Okulunda birinci olan bir kızın tekme tokat sahneden indirilmesini bir baba olarak kabullenmesinin mümkün olmadığını, aynı şeyleri annelerin de yaşadığını belirten Erdoğan, şu değerlendirmede bulundu:

"Buradaki hocalarımızın o sıkıntılı dönemlere ya öğrenci ya da genç bir akademisyen olarak yakinen şahit olduklarını düşünüyorum. Türkiye'nin son 16 yılda bu kara günlerin izini silmesini demokrasimiz adına çok önemli görüyorum. Hem mesleğinin onurunu koruyan akademisyenlerimiz hem de üniversite kapılarında gözyaşı döken evlatlarımız üzerinde ağır bir travma bırakan o günler hamdolsun artık tarihe karışmıştır."

Kızının, ülkesinde başörtülü olduğu için okuyamadığını hatırlatan Erdoğan, şunları dile getirdi:

"Bu ne büyük çelişkidir? Bana diğer ülkelerin liderleri, 'Niçin senin kızın burada?' dediklerinde 'Başörtüsünden dolayı benim ülkemde okuyamadı.' dediğimde bana o liderler, 'Nasıl olur?' diye sordular. 'Maalesef böyle.' dedim. 'Sizin ülke Müslüman değil mi?' dediler, 'Halkı Müslüman.' dedim. Başka bir şey diyemedim.

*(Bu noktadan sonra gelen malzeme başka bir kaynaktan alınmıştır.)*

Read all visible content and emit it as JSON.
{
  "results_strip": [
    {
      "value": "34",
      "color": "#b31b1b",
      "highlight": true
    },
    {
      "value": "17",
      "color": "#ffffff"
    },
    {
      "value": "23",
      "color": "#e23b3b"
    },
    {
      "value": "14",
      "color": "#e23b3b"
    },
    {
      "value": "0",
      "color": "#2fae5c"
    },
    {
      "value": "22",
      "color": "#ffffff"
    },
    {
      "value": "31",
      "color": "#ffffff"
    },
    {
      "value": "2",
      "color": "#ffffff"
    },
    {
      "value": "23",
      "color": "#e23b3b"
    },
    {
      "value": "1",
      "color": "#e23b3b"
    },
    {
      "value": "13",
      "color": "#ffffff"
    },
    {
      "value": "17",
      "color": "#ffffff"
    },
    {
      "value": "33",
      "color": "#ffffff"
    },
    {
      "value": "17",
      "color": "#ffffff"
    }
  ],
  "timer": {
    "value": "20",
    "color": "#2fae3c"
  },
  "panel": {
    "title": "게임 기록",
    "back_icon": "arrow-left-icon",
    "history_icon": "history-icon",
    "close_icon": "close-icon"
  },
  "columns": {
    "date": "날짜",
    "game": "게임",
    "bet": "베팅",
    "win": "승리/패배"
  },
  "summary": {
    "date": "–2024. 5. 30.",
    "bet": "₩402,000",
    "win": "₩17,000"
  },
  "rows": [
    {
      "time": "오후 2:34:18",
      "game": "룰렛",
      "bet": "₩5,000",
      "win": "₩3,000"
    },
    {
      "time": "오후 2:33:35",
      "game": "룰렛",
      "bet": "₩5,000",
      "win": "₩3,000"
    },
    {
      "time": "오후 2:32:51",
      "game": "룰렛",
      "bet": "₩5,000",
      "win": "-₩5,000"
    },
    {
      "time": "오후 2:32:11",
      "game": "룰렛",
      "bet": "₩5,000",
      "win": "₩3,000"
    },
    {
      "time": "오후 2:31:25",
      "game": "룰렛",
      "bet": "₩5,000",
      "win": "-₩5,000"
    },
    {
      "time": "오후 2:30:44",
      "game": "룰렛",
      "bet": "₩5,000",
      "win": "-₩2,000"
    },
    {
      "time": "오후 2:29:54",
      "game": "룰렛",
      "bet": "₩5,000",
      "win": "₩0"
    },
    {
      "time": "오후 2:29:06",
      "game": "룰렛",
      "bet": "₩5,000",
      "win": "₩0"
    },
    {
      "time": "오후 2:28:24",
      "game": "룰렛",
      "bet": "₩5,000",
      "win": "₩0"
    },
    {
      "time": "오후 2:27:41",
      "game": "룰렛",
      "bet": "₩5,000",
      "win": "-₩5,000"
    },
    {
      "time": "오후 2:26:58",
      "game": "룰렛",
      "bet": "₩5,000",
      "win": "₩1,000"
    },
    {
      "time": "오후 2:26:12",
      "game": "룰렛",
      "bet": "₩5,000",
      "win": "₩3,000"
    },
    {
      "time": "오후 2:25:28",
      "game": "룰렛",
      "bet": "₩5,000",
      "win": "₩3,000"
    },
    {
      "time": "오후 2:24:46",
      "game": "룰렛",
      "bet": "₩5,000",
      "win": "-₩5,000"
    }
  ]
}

Üniversiteleri bilim ve araştırma yerine vesayetin ideoloji üretim merkezleri olarak gören zihniyeti hep birlikte çöpe attık. Türkiye son 16 yılda sadece ekonomide, eğitimde, sağlıkta, altyapıda, üst yapıda değil aynı zamanda üniversitelerimizin özgürleşmesinde de büyük bir devrime imza atmıştır. Açık ve net ifade ediyorum, nasıl şafağın ışıkları gecenin karanlığına alışmış gözleri kamaştırırsa yeni Türkiye'nin aydınlığı da bu karanlık dönemlerden nemalanan çevreleri rahatsız ediyor."